Something like this:

iris %>% 
    function_which_save_nrows_and_return_the_data() %>% 
    filter(exclude some rows) %>% 
    function_which_prints_difference_in_rows_before_after_exlusion_and_returns_data %>% 
    function_which_save_nrows_and_return_the_data() %>% 
    function_which_prints_difference_in_rows_before_after_exlusion_and_returns_data  ...etc

These are the functions I have attempted:

n_before = function(x) {assign("rows", nrow(x), .GlobalEnv); return(x)}

n_excluded = function(x) { 
    print(rows - nrow(x))
    return(x)
}

This successfully saves the object rows:

enter image description here

But if I add two more links, the object is NOT saved:

enter image description here

So how can I create and access the rows-object later the pipe?

enter image description here

Rasmus Larsen
  • 5,721
  • 8
  • 47
  • 79

2 Answers2

6

This is due to R's lazy evaluation.
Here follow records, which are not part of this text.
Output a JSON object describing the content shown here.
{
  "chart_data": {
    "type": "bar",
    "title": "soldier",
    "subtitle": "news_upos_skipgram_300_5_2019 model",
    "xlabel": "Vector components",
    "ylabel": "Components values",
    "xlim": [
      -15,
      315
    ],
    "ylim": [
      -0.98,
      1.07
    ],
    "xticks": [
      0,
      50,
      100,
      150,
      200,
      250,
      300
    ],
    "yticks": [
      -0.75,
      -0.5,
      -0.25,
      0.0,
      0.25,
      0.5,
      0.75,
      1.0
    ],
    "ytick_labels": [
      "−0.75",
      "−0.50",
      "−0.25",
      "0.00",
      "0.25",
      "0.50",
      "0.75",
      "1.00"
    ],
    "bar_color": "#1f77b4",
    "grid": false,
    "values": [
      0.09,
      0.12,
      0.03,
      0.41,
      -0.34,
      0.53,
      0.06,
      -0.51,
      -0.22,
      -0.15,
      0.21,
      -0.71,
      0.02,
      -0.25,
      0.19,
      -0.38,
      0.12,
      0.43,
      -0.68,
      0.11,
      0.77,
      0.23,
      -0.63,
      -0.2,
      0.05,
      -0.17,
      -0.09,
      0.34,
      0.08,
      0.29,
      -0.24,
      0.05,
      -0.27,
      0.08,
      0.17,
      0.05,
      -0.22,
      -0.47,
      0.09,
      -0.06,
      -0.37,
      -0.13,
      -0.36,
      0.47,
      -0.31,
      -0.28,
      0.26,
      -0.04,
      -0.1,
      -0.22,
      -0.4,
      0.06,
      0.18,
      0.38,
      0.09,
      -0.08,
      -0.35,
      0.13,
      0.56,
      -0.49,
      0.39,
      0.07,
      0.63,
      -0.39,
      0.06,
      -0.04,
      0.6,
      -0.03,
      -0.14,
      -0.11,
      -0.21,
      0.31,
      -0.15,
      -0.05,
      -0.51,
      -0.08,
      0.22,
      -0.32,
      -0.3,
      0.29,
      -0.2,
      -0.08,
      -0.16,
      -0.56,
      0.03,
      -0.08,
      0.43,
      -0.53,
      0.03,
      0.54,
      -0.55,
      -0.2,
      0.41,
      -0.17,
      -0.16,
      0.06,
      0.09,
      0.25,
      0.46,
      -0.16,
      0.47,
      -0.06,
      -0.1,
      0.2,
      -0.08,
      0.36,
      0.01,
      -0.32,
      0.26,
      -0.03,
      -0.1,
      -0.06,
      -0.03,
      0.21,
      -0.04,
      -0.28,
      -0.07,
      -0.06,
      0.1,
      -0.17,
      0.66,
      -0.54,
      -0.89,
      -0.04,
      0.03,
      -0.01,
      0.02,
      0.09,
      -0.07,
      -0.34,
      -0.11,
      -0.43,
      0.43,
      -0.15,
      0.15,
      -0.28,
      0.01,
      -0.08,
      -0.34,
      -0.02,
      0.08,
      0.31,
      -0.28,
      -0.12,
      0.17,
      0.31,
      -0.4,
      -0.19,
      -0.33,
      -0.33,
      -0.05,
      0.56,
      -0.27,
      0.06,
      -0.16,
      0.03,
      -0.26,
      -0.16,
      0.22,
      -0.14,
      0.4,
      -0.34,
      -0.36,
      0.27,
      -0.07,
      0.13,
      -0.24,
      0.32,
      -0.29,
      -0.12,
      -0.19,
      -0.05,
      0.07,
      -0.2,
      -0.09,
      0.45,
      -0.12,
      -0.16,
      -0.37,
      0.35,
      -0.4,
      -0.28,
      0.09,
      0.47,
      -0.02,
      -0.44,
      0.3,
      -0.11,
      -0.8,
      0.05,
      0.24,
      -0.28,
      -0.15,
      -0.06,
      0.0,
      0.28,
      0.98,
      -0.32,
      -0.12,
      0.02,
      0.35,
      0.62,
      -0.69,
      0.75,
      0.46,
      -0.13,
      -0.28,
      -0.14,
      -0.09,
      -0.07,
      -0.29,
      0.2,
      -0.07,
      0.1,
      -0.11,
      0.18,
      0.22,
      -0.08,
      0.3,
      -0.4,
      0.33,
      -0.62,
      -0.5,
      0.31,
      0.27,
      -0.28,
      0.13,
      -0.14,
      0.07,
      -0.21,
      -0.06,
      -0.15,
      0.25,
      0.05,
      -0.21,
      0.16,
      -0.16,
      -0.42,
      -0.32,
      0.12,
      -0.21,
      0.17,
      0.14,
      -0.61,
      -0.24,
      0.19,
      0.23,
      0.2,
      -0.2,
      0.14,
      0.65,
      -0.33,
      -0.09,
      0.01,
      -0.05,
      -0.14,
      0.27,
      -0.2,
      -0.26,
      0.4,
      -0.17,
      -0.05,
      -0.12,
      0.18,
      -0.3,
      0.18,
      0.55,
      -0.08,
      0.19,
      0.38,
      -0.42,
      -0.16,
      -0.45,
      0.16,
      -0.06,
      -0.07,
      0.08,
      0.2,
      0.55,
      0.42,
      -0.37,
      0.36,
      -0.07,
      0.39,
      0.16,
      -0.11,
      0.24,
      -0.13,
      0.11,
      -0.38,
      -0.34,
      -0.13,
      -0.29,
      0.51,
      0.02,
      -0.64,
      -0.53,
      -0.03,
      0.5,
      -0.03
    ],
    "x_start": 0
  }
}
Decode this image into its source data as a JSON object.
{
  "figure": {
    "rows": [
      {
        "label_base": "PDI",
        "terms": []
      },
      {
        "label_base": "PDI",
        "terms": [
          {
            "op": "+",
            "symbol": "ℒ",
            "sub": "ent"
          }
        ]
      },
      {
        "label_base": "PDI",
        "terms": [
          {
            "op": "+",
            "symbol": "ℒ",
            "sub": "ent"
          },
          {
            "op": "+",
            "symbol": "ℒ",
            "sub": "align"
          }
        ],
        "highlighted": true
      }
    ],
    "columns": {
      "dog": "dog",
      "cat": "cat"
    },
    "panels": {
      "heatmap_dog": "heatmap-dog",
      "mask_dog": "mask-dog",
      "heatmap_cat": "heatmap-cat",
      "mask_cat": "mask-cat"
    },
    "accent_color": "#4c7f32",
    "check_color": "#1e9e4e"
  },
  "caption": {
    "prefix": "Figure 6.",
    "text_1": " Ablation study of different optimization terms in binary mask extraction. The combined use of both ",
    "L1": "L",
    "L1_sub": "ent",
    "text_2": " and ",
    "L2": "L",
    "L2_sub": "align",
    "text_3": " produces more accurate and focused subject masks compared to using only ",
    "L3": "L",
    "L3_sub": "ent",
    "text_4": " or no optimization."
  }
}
It occurs even if pipes are not used. See code below. In that code the argument to n_excluded is filter(n_before(iris), Species != 'setosa') and at the point that rows is used in the print statement the argument has not been referenced from within n_excluded so the entire argument will not have been evaluated and so rows does not yet exist.

if (exists("rows")) rm(rows)  # ensure rows does not exist
n_excluded(filter(n_before(iris), Species != 'setosa'))
## Error in h(simpleError(msg, call)) : 
##   error in evaluating the argument 'x' in selecting a method for function 
##   'print': object 'rows' not found

To fix this

1) we can force x before the print statement.

n_excluded = function(x) { 
  force(x)
  print(rows - nrow(x))
  return(x)
}

2) Alternately, we can use the magrittr sequential pipe which guarantees that legs are run in order. magrittr makes it available but does not provide an operator for it but we can assign it to an operator like this.

`%s>%` <- magrittr::pipe_eager_lexical
iris %>%
  n_before() %>%
  filter(Species != 'setosa') %s>%  # note use of %s>% on this line
  n_excluded()

The magrittr developer has stated that he will add it as an operator if there is sufficient demand for it so you might want to add such request to magrittr issue #247 on github.

G. Grothendieck
  • 254,981
  • 17
  • 203
  • 341
3

You can also use the extended capabilities of pipeR.

library(dplyr)
library(pipeR)
  
n_excluded = function(x) { 
  print(rows - nrow(x))
  return(x)
}

p <- iris %>>%
   (~rows=nrow(.)) %>>%
   filter(Species != "setosa") %>>%
   n_excluded()
Marco Sandri
  • 23,289
  • 7
  • 54
  • 58